The uproar over the U.S. Steel permit comes only months after IDEM was criticized harshly for granting BP PLC a wastewater permit that allows its oil refinery in nearby Whiting to significantly boost the volume of pollutants it could dump into Lake Michigan.

After a strong outcry by the public and elected officials _ including in Illinois _ BP executive said the refinery would stay within the limits set in its previous discharge permit.

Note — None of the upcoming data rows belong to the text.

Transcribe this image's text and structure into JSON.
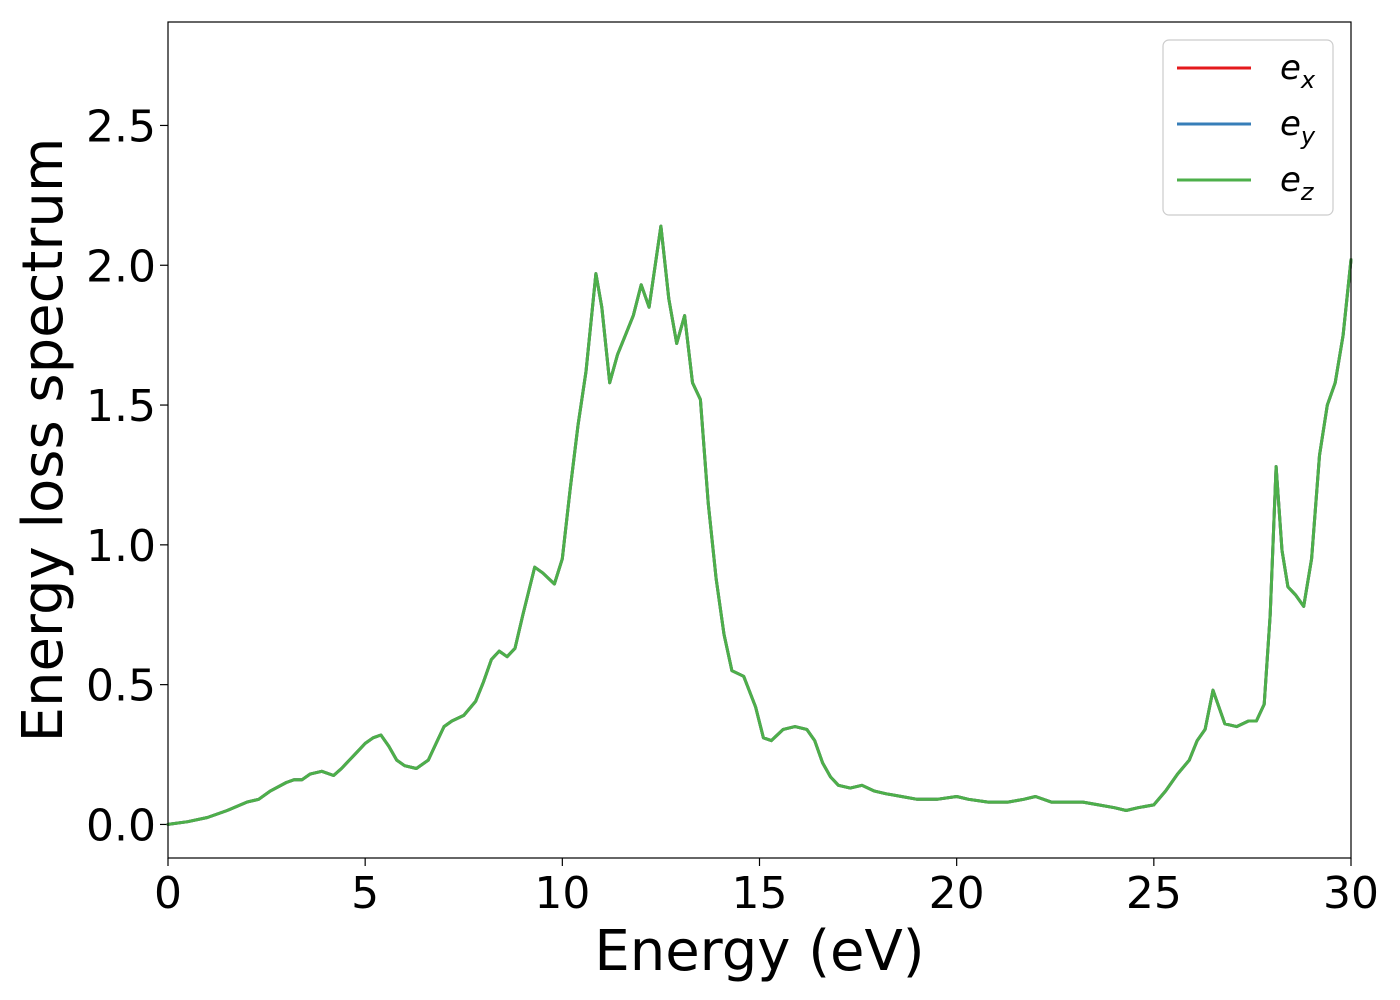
{
  "chart_data": {
    "type": "line",
    "xlabel": "Energy (eV)",
    "ylabel": "Energy loss spectrum",
    "xlim": [
      0,
      30
    ],
    "ylim": [
      -0.12,
      2.87
    ],
    "xticks": [
      0,
      5,
      10,
      15,
      20,
      25,
      30
    ],
    "xtick_labels": [
      "0",
      "5",
      "10",
      "15",
      "20",
      "25",
      "30"
    ],
    "yticks": [
      0.0,
      0.5,
      1.0,
      1.5,
      2.0,
      2.5
    ],
    "ytick_labels": [
      "0.0",
      "0.5",
      "1.0",
      "1.5",
      "2.0",
      "2.5"
    ],
    "grid": false,
    "legend_position": "top-right",
    "x": [
      0,
      0.5,
      1.0,
      1.5,
      2.0,
      2.3,
      2.6,
      3.0,
      3.2,
      3.4,
      3.6,
      3.9,
      4.2,
      4.4,
      4.6,
      4.8,
      5.0,
      5.2,
      5.4,
      5.6,
      5.8,
      6.0,
      6.3,
      6.6,
      6.8,
      7.0,
      7.2,
      7.5,
      7.8,
      8.0,
      8.2,
      8.4,
      8.6,
      8.8,
      9.0,
      9.3,
      9.5,
      9.8,
      10.0,
      10.2,
      10.4,
      10.6,
      10.85,
      11.0,
      11.2,
      11.4,
      11.6,
      11.8,
      12.0,
      12.2,
      12.5,
      12.7,
      12.9,
      13.1,
      13.3,
      13.5,
      13.7,
      13.9,
      14.1,
      14.3,
      14.6,
      14.9,
      15.1,
      15.3,
      15.6,
      15.9,
      16.2,
      16.4,
      16.6,
      16.8,
      17.0,
      17.3,
      17.6,
      17.9,
      18.2,
      18.6,
      19.0,
      19.5,
      20.0,
      20.3,
      20.8,
      21.3,
      21.7,
      22.0,
      22.4,
      22.8,
      23.2,
      23.6,
      24.0,
      24.3,
      24.6,
      25.0,
      25.3,
      25.6,
      25.9,
      26.1,
      26.3,
      26.5,
      26.8,
      27.1,
      27.4,
      27.6,
      27.8,
      27.95,
      28.1,
      28.25,
      28.4,
      28.6,
      28.8,
      29.0,
      29.2,
      29.4,
      29.6,
      29.8,
      30.0
    ],
    "series": [
      {
        "name": "e_x",
        "color": "#e41a1c",
        "values": [
          0.0,
          0.01,
          0.025,
          0.05,
          0.08,
          0.09,
          0.12,
          0.15,
          0.16,
          0.16,
          0.18,
          0.19,
          0.175,
          0.2,
          0.23,
          0.26,
          0.29,
          0.31,
          0.32,
          0.28,
          0.23,
          0.21,
          0.2,
          0.23,
          0.29,
          0.35,
          0.37,
          0.39,
          0.44,
          0.51,
          0.59,
          0.62,
          0.6,
          0.63,
          0.75,
          0.92,
          0.9,
          0.86,
          0.95,
          1.2,
          1.43,
          1.62,
          1.97,
          1.85,
          1.58,
          1.68,
          1.75,
          1.82,
          1.93,
          1.85,
          2.14,
          1.88,
          1.72,
          1.82,
          1.58,
          1.52,
          1.15,
          0.88,
          0.68,
          0.55,
          0.53,
          0.42,
          0.31,
          0.3,
          0.34,
          0.35,
          0.34,
          0.3,
          0.22,
          0.17,
          0.14,
          0.13,
          0.14,
          0.12,
          0.11,
          0.1,
          0.09,
          0.09,
          0.1,
          0.09,
          0.08,
          0.08,
          0.09,
          0.1,
          0.08,
          0.08,
          0.08,
          0.07,
          0.06,
          0.05,
          0.06,
          0.07,
          0.12,
          0.18,
          0.23,
          0.3,
          0.34,
          0.48,
          0.36,
          0.35,
          0.37,
          0.37,
          0.43,
          0.75,
          1.28,
          0.98,
          0.85,
          0.82,
          0.78,
          0.95,
          1.32,
          1.5,
          1.58,
          1.75,
          2.02
        ]
      },
      {
        "name": "e_y",
        "color": "#377eb8",
        "values": [
          0.0,
          0.01,
          0.025,
          0.05,
          0.08,
          0.09,
          0.12,
          0.15,
          0.16,
          0.16,
          0.18,
          0.19,
          0.175,
          0.2,
          0.23,
          0.26,
          0.29,
          0.31,
          0.32,
          0.28,
          0.23,
          0.21,
          0.2,
          0.23,
          0.29,
          0.35,
          0.37,
          0.39,
          0.44,
          0.51,
          0.59,
          0.62,
          0.6,
          0.63,
          0.75,
          0.92,
          0.9,
          0.86,
          0.95,
          1.2,
          1.43,
          1.62,
          1.97,
          1.85,
          1.58,
          1.68,
          1.75,
          1.82,
          1.93,
          1.85,
          2.14,
          1.88,
          1.72,
          1.82,
          1.58,
          1.52,
          1.15,
          0.88,
          0.68,
          0.55,
          0.53,
          0.42,
          0.31,
          0.3,
          0.34,
          0.35,
          0.34,
          0.3,
          0.22,
          0.17,
          0.14,
          0.13,
          0.14,
          0.12,
          0.11,
          0.1,
          0.09,
          0.09,
          0.1,
          0.09,
          0.08,
          0.08,
          0.09,
          0.1,
          0.08,
          0.08,
          0.08,
          0.07,
          0.06,
          0.05,
          0.06,
          0.07,
          0.12,
          0.18,
          0.23,
          0.3,
          0.34,
          0.48,
          0.36,
          0.35,
          0.37,
          0.37,
          0.43,
          0.75,
          1.28,
          0.98,
          0.85,
          0.82,
          0.78,
          0.95,
          1.32,
          1.5,
          1.58,
          1.75,
          2.02
        ]
      },
      {
        "name": "e_z",
        "color": "#4daf4a",
        "values": [
          0.0,
          0.01,
          0.025,
          0.05,
          0.08,
          0.09,
          0.12,
          0.15,
          0.16,
          0.16,
          0.18,
          0.19,
          0.175,
          0.2,
          0.23,
          0.26,
          0.29,
          0.31,
          0.32,
          0.28,
          0.23,
          0.21,
          0.2,
          0.23,
          0.29,
          0.35,
          0.37,
          0.39,
          0.44,
          0.51,
          0.59,
          0.62,
          0.6,
          0.63,
          0.75,
          0.92,
          0.9,
          0.86,
          0.95,
          1.2,
          1.43,
          1.62,
          1.97,
          1.85,
          1.58,
          1.68,
          1.75,
          1.82,
          1.93,
          1.85,
          2.14,
          1.88,
          1.72,
          1.82,
          1.58,
          1.52,
          1.15,
          0.88,
          0.68,
          0.55,
          0.53,
          0.42,
          0.31,
          0.3,
          0.34,
          0.35,
          0.34,
          0.3,
          0.22,
          0.17,
          0.14,
          0.13,
          0.14,
          0.12,
          0.11,
          0.1,
          0.09,
          0.09,
          0.1,
          0.09,
          0.08,
          0.08,
          0.09,
          0.1,
          0.08,
          0.08,
          0.08,
          0.07,
          0.06,
          0.05,
          0.06,
          0.07,
          0.12,
          0.18,
          0.23,
          0.3,
          0.34,
          0.48,
          0.36,
          0.35,
          0.37,
          0.37,
          0.43,
          0.75,
          1.28,
          0.98,
          0.85,
          0.82,
          0.78,
          0.95,
          1.32,
          1.5,
          1.58,
          1.75,
          2.02
        ]
      }
    ],
    "legend": [
      {
        "base": "e",
        "sub": "x",
        "color": "#e41a1c"
      },
      {
        "base": "e",
        "sub": "y",
        "color": "#377eb8"
      },
      {
        "base": "e",
        "sub": "z",
        "color": "#4daf4a"
      }
    ]
  }
}
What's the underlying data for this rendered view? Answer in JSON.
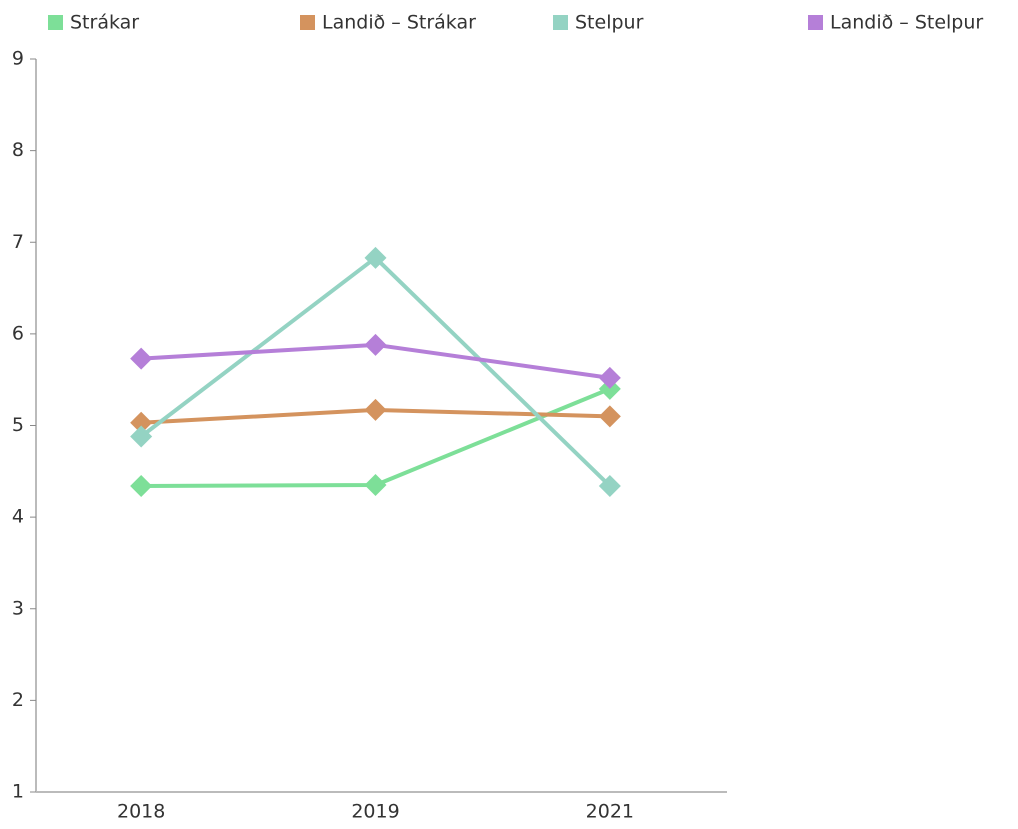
{
  "chart_data": {
    "type": "line",
    "categories": [
      "2018",
      "2019",
      "2021"
    ],
    "series": [
      {
        "name": "Strákar",
        "color": "#7ddf98",
        "values": [
          4.34,
          4.35,
          5.4
        ]
      },
      {
        "name": "Landið – Strákar",
        "color": "#d4935e",
        "values": [
          5.03,
          5.17,
          5.1
        ]
      },
      {
        "name": "Stelpur",
        "color": "#94d3c3",
        "values": [
          4.88,
          6.83,
          4.34
        ]
      },
      {
        "name": "Landið – Stelpur",
        "color": "#b57fd8",
        "values": [
          5.73,
          5.88,
          5.52
        ]
      }
    ],
    "ylim": [
      1,
      9
    ],
    "yticks": [
      1,
      2,
      3,
      4,
      5,
      6,
      7,
      8,
      9
    ],
    "grid": false,
    "legend": "top"
  }
}
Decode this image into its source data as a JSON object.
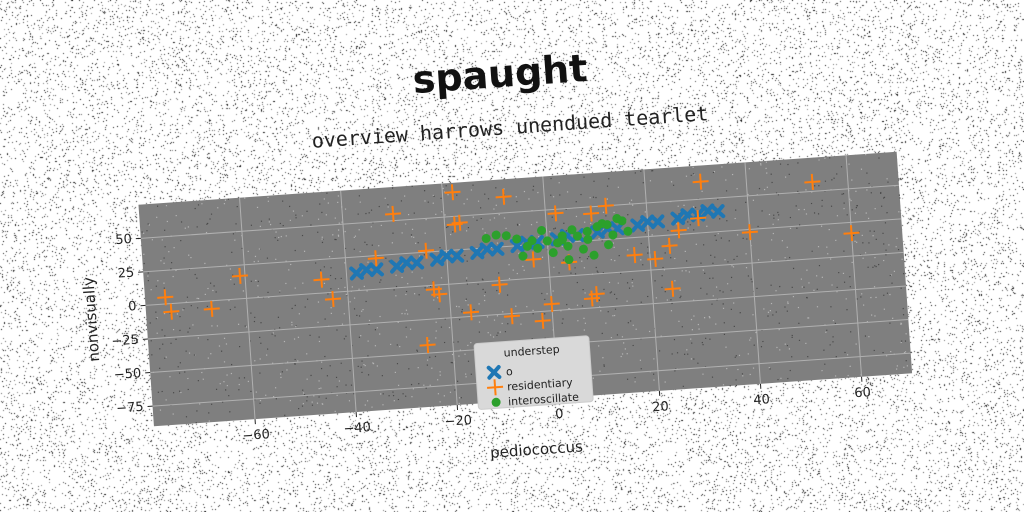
{
  "chart_data": {
    "type": "scatter",
    "title": "spaught",
    "subtitle": "overview harrows unendued tearlet",
    "xlabel": "pediococcus",
    "ylabel": "nonvisually",
    "xlim": [
      -80,
      70
    ],
    "ylim": [
      -90,
      75
    ],
    "xticks": [
      -60,
      -40,
      -20,
      0,
      20,
      40,
      60
    ],
    "xtick_labels": [
      "−60",
      "−40",
      "−20",
      "0",
      "20",
      "40",
      "60"
    ],
    "yticks": [
      -75,
      -50,
      -25,
      0,
      25,
      50
    ],
    "ytick_labels": [
      "−75",
      "−50",
      "−25",
      "0",
      "25",
      "50"
    ],
    "grid": true,
    "legend": {
      "title": "understep",
      "placement": "lower-center"
    },
    "series": [
      {
        "name": "o",
        "marker": "x",
        "color": "#1f77b4",
        "x": [
          -38,
          -34,
          -30,
          -26,
          -22,
          -18,
          -14,
          -10,
          -6,
          -2,
          2,
          6,
          10,
          14,
          18,
          22,
          26,
          30,
          34,
          -36,
          -28,
          -20,
          -12,
          -4,
          4,
          12,
          20,
          28,
          32
        ],
        "y": [
          13,
          14.5,
          16,
          17.5,
          19,
          20.5,
          22,
          23.5,
          25,
          26.5,
          28,
          29.5,
          31,
          32.5,
          34,
          35.5,
          37,
          38.5,
          40,
          15,
          18,
          21,
          24,
          27,
          30,
          33,
          36,
          39,
          41
        ]
      },
      {
        "name": "residentiary",
        "marker": "+",
        "color": "#ff7f0e",
        "x": [
          -76,
          -75,
          -67,
          -61,
          -45,
          -43,
          -34,
          -30,
          -25,
          -24,
          -23,
          -22,
          -18,
          -18,
          -17,
          -16,
          -10,
          -8,
          -8,
          -3,
          -2,
          0,
          2,
          4,
          8,
          9,
          9,
          12,
          17,
          21,
          24,
          24,
          26,
          30,
          31,
          40,
          53,
          60
        ],
        "y": [
          5,
          -6,
          -6,
          17,
          10,
          -5,
          23,
          55,
          -44,
          26,
          -3,
          -7,
          68,
          44,
          45,
          -22,
          -3,
          -27,
          62,
          14,
          -32,
          -20,
          47,
          10,
          -18,
          -15,
          45,
          50,
          12,
          8,
          17,
          -15,
          28,
          36,
          63,
          23,
          57,
          17
        ]
      },
      {
        "name": "interoscillate",
        "marker": "o",
        "color": "#2ca02c",
        "x": [
          -12,
          -10,
          -8,
          -6,
          -5,
          -4,
          -2,
          -1,
          0,
          1,
          2,
          3,
          4,
          4,
          5,
          6,
          7,
          8,
          9,
          10,
          11,
          12,
          13,
          14,
          15,
          16,
          -3,
          3,
          8,
          12
        ],
        "y": [
          32,
          34,
          33,
          30,
          17,
          24,
          22,
          35,
          27,
          18,
          25,
          30,
          22,
          12,
          34,
          29,
          19,
          26,
          14,
          35,
          37,
          21,
          28,
          40,
          38,
          30,
          28,
          27,
          32,
          36
        ]
      }
    ]
  }
}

Although in the BP case the EPA had endorsed that final permit, the federal agency took the unusual step of formally objecting to the U.S. Steel permit in its draft form.

IDEM spokesman Amy Hartsock said IDEM maintains that the proposed permit, which runs nearly 120 pages, is "more protective" than the Gary Works' current permit, which was issued in 1994.

"This is the most complex permit in Indiana," she said, adding that it would bring the regulation of the plant's discharges up to date with current rules.

Under federal regulations, EPA spokeswoman Anne Rowan said regional EPA administrators can order a hearing on the agency's objections about a permit if there's "significant public interest based on requests received."

She said the agency would decide soon whether it will hold a hearing.